If your claim’s spec fields don’t match the XR’s Crossplane will still claim it but will then try to update the XR’s spec fields to match the claim’s.

Influencing External Names

The crossplane.io/external-name annotation has special meaning to Crossplane managed resources - it specifies the name (or identifier) of the resource in the external system, for example the actual name of a CloudSQLInstance in the GCP API. Some managed resources don’t let you specify an external name - in those cases Crossplane will set it for you to whatever the external system requires.

If you add the crossplane.io/external-name annotation to a claim Crossplane will automatically propagate it when it creates an XR. It’s good practice to have your Composition further propagate the annotation to one or more composed resources, but it’s not required.

Mixing and Matching Providers

Crossplane has providers for many things in addition to the big clouds. Take a look at the Upbound Marketplace to find many of them. Keep in mind that you can mix and match managed resources from different providers within a Composition to create Composite Resources. For example you might use provider-aws and provider-sql to create an XR that provisions an RDSInstance then creates an SQL Database and User, or provider-gcp and provider-helm to create a GKECluster and deploy a Helm Chart Release to it.

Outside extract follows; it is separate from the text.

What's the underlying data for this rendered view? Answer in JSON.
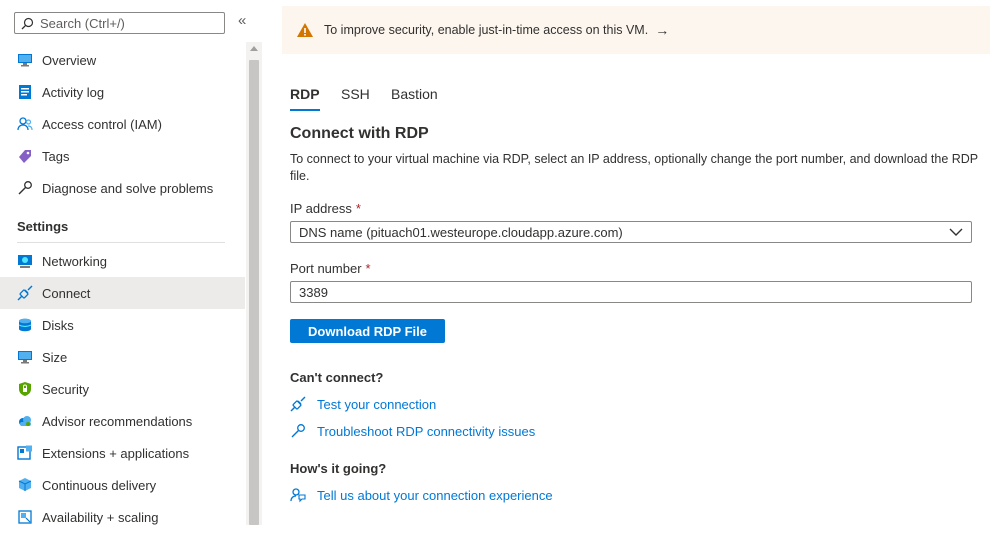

Often when mixing and matching providers you’ll need to compose a ProviderConfig for one provider that loads credentials from the connection secret of a managed resource from another provider. Sometimes you may need to use an intermediary XR to mutate the connection details to suit your needs. This example from provider-helm demonstrates using a GKE cluster connection secret as Helm ProviderConfig credentials.

Patching From One Composed Resource to Another or Itself

It’s not possible to patch directly from one composed resource to another - i.e. from one entry in the spec.resources array of a Composition to another. It is however possible to achieve this by using the XR as an intermediary. To do so:

Use a ToCompositeFieldPath patch to patch from your source composed resource to the XR. Typically you’ll want to patch to a status field or an annotation.
Use a FromCompositeFieldPath patch to patch from the ‘intermediary’ field you patched to in step 1 to a field on the destination composed resource.

Note that the source and the target composed resource can be the same.